The Islamabad High Court (IHC) has issued a stay order against the Federal Board of Revenue (FBR) on its tax computation approach for banks, halting any further proceedings until the case is heard at a later date.
The FBR’s method of taxing bank income based on a gross advances-to-deposit ratio has sparked legal opposition, with banks challenging the agency’s authority in the matter.
At the core of the issue is Rule 6C(6A) of the 7th Schedule to the Income Tax Ordinance, 2001, which the FBR is using to impose tax on income from federal government securities. The petitioner, a prominent banking institution, asserts that the FBR lacks the jurisdiction to regulate banking business, a power that the State Bank of Pakistan (SBP) solely holds under the State Bank of Pakistan Act, 1956. The IHC has directed that no coercive actions be undertaken by the tax authority against the petitioner based on computations made under the impugned rule until the next court hearing.
The IHC has also issued notices to the FBR and the Attorney General, requiring them to submit comprehensive reports and point-by-point responses within a two-week timeframe. This interim order underscores the judiciary’s recognition of the gravity of the regulatory and jurisdictional dispute, as well as the potential repercussions for the financial sector.
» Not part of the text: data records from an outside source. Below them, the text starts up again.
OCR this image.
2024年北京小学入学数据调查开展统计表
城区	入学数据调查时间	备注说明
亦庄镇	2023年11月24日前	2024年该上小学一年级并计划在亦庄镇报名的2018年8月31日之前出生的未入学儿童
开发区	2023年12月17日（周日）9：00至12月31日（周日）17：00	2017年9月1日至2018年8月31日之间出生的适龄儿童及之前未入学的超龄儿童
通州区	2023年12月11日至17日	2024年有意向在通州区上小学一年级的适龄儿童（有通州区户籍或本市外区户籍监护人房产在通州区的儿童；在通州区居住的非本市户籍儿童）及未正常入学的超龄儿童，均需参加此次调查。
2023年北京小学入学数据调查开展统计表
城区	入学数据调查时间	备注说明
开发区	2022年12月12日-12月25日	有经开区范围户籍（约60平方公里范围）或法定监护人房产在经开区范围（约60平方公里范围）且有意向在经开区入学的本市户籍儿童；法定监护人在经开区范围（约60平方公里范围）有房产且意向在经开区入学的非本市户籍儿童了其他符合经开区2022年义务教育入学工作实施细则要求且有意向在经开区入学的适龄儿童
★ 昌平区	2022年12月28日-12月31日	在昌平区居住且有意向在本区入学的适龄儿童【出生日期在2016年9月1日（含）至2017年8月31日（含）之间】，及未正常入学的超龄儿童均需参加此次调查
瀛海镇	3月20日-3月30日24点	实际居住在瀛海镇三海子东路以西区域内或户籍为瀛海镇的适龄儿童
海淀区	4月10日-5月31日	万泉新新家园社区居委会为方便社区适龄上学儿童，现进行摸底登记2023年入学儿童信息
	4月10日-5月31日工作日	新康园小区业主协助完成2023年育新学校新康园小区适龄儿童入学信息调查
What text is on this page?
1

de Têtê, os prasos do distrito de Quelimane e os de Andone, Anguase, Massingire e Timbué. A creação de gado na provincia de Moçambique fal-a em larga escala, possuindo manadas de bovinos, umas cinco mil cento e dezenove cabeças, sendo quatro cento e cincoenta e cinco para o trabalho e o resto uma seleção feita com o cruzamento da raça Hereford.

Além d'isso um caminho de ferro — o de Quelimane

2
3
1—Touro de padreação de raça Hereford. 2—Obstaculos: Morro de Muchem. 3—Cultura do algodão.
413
Counsel for the petitioner contended that the FBR’s tax formula, which relies on the gross advances-to-deposit ratio, unfairly extends beyond the purview of a Money Bill, thereby violating Article 73 of the Constitution. The counsel argued that the FBR’s approach constitutes an overreach into banking regulation, an area entrusted exclusively to the SBP. According to the petitioner, the retroactive imposition of taxes on investments in federal securities is legally untenable, as these investments have not yet matured and cannot be taxed retrospectively.
Additionally, the petitioner emphasized that the impugned rule conflicts with Section 46B(3) of the State Bank of Pakistan Act, which endows the SBP with exclusive authority over regulatory directives to banks and explicitly restricts other public authorities from issuing directions that could counter the SBP’s declared policies.
The petitioner asserts that it operates under SBP’s prudential regulations, rejecting any authority other than the central bank’s right to direct its business conduct. By challenging Rule 6C(6A), the petitioner aims to uphold the SBP’s regulatory supremacy and preserve the established legislative boundaries that distinguish the roles of the SBP and the FBR.
The IHC’s intervention highlights the importance of regulatory clarity in Pakistan’s financial sector, where dual oversight can lead to complexities. The upcoming hearings are expected to provide judicial guidance on the interplay between tax regulations and central bank authority, a critical issue for financial institutions operating in the country.